Even the worst of Islamism has not been a barrier. The British journalist Yvonne Ridley was kidnapped by the Taliban in Afghanistan, but has since converted and become an activist on behalf of Muslim causes in Britain. Conversions to Islam in the U.S. increased after the Sept. 11 attacks.

Islam is also proud of what it offers believers. Muslims happily share and teach core texts, sayings, and the history of their faith. These offer consolation, understanding, and a guide to life far more compelling than Western popular culture. By contrast, most Western Christians know very little about their own beliefs.

Even committed Christians will find themselves envying the unity and devotion that is prevalent across Islam. My own experience walking through Cairo at evening during the call to prayer taught me this lesson. The ancient chant rises above the city, and in alleyways men from all classes roll out mats and bow in prayer.
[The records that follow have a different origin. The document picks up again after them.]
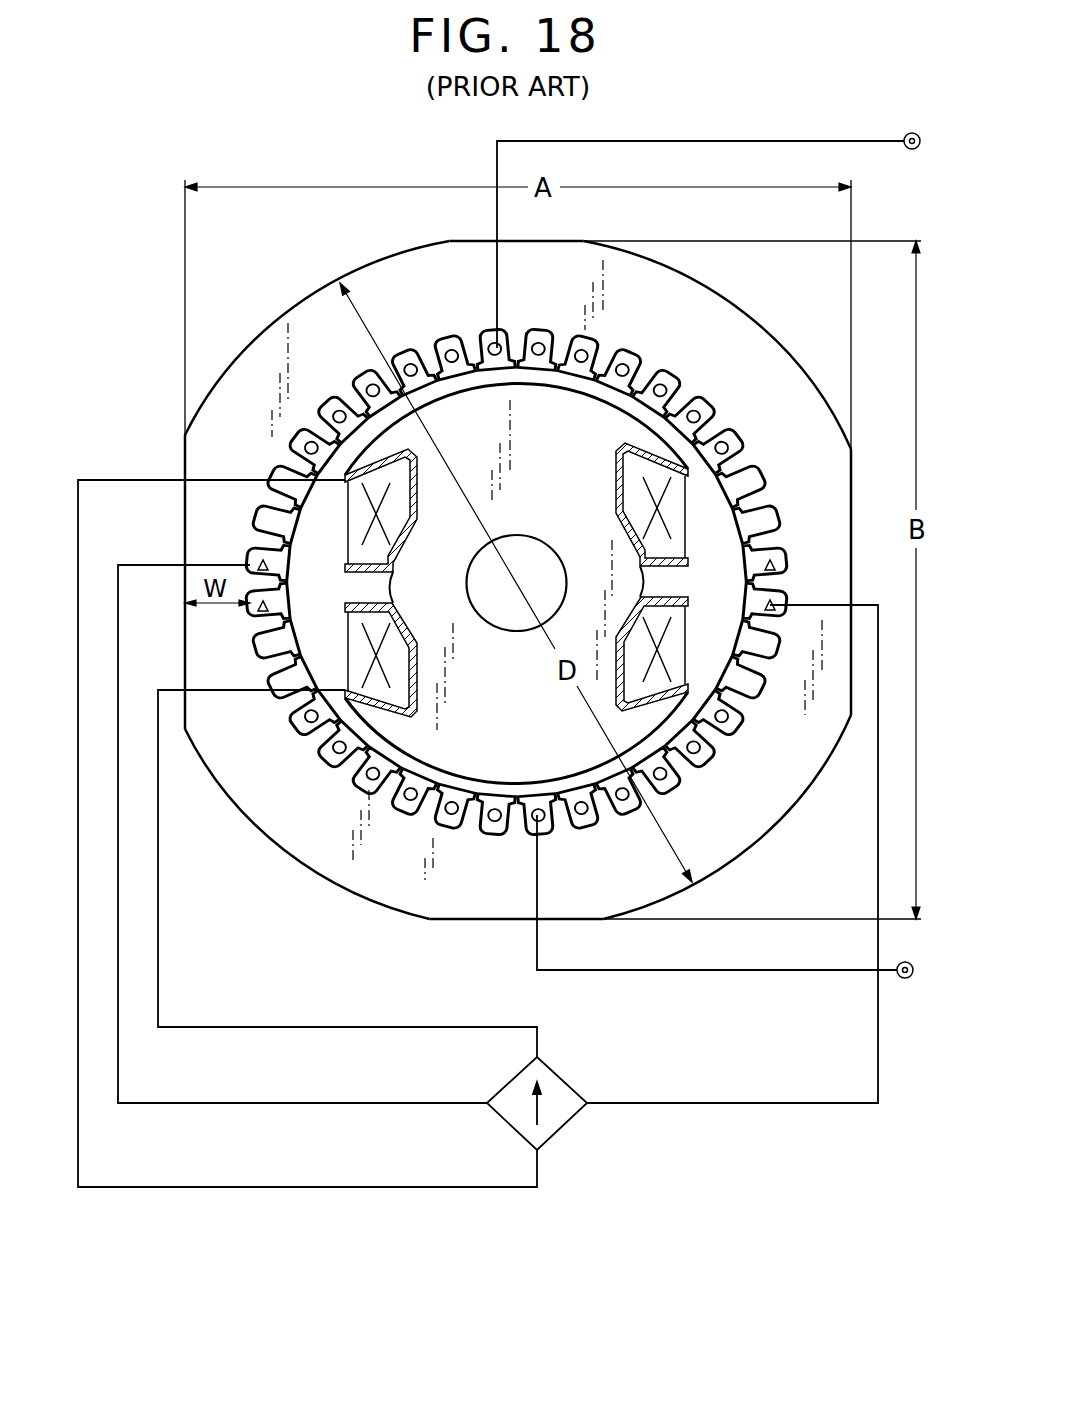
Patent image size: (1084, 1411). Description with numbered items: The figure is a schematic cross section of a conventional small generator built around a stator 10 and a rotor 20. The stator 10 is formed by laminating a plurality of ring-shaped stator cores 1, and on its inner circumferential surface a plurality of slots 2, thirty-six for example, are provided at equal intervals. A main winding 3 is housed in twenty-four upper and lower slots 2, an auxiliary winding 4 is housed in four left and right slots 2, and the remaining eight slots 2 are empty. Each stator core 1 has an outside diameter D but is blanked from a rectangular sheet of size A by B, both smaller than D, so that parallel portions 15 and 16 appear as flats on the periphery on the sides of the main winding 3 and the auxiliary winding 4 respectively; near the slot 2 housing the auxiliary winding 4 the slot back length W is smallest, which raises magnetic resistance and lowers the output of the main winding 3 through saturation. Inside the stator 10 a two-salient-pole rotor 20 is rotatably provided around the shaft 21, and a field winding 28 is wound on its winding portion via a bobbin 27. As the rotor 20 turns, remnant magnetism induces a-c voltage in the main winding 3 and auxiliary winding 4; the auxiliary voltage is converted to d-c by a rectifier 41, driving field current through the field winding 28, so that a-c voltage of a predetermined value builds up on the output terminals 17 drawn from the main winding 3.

The stator core 1 is at (437, 890).
The slot 2 is at (757, 482).
The main winding 3 is at (697, 418).
The auxiliary winding 4 is at (780, 566).
The stator 10 is at (290, 862).
The parallel portion 15 is at (548, 241).
The parallel portion 16 is at (851, 535).
The output terminal 17 is at (912, 150).
The rotor 20 is at (455, 750).
The shaft 21 is at (497, 612).
The bobbin 27 is at (665, 604).
The field winding 28 is at (672, 520).
The rectifier 41 is at (565, 1078).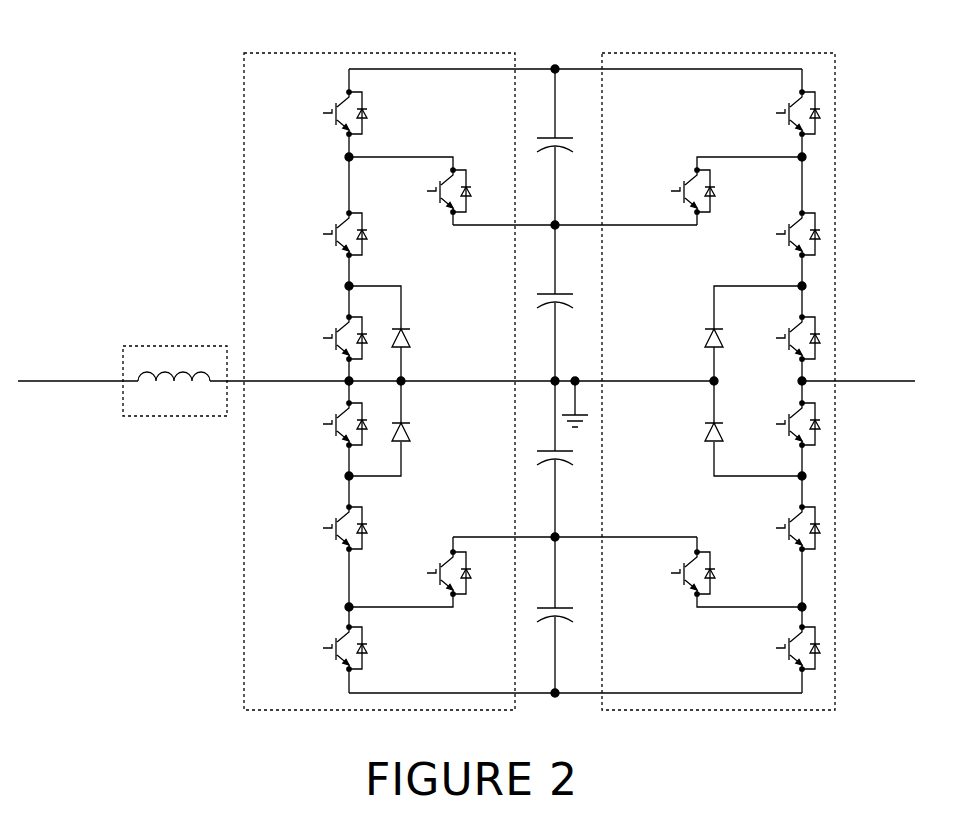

Some shopkeepers momentarily slide curtains in front of their entrances. The less devout may continue walking, but chat more quietly, as a hush descends over a city of 8 million. As the chant ends, one can almost sense a citywide sigh of relaxation. Only a low-functioning animal would not be impressed by this.

Among Christians, this kind of wide, open, unselfconscious, nation-defining piety is entirely absent. The only Christian analogue that comes to mind is the way, in the 1980s, drivers in the west of Ireland might still cross themselves as they passed by a parish church. But that habit has since died, and anyway it is rather like comparing dipping water from a malfunctioning faucet to the roar of a living river.

Christianity concerns itself with theological debates and orthodoxy first, and also with the regulation of the moral lives of its faithful. Its march out into the public square is slightly constrained by its theology ("my kingdom is not of this world") and by history. The separation of church and state and the centuries of secularization give the impression that Christian theology is conducted in an almost private sphere. In important ways, Christians have internalized the idea that the church is merely a private pursuit.

Meanwhile, the great social, political, and moral issues are debated in terms that are public. Environmentalism, feminism, anti-racism, and all manner of social reform movements do not hole themselves up in private institutions — they issue forth into the public square and demand reform. Islam matches this way of thinking. Islam does not need to invent intellectual disguises like "natural law" to sneak ideas into the public square.

It may be more honest to say that Islam often subsumes the political sphere into the religious one. Islam's primary intellectual project is not theology, but jurisprudence, the right conduct and governance within the ummah. In the way that moral and political reform are blurred together, a post-Christian culture may look more and more like a pre-Islamic one.

This is why the question of whether something is Islamic will come up more often. The ummah is not at all analogous to the Christian church. It's conception of the public sphere, and the role of the believer in public life, is different from the one that informs Christianity and Western secularism. Respecting Islam means admitting this difference.

Islam is going to play a public role in the West, which means we are all going to have to have some familiarity with its texts, its sources of authority, and its interpretive traditions. We may have to become as comfortable criticizing it in corporate terms as we do with Christian churches. And if we can't manage that critical closeness and comfort, there's always Soumission.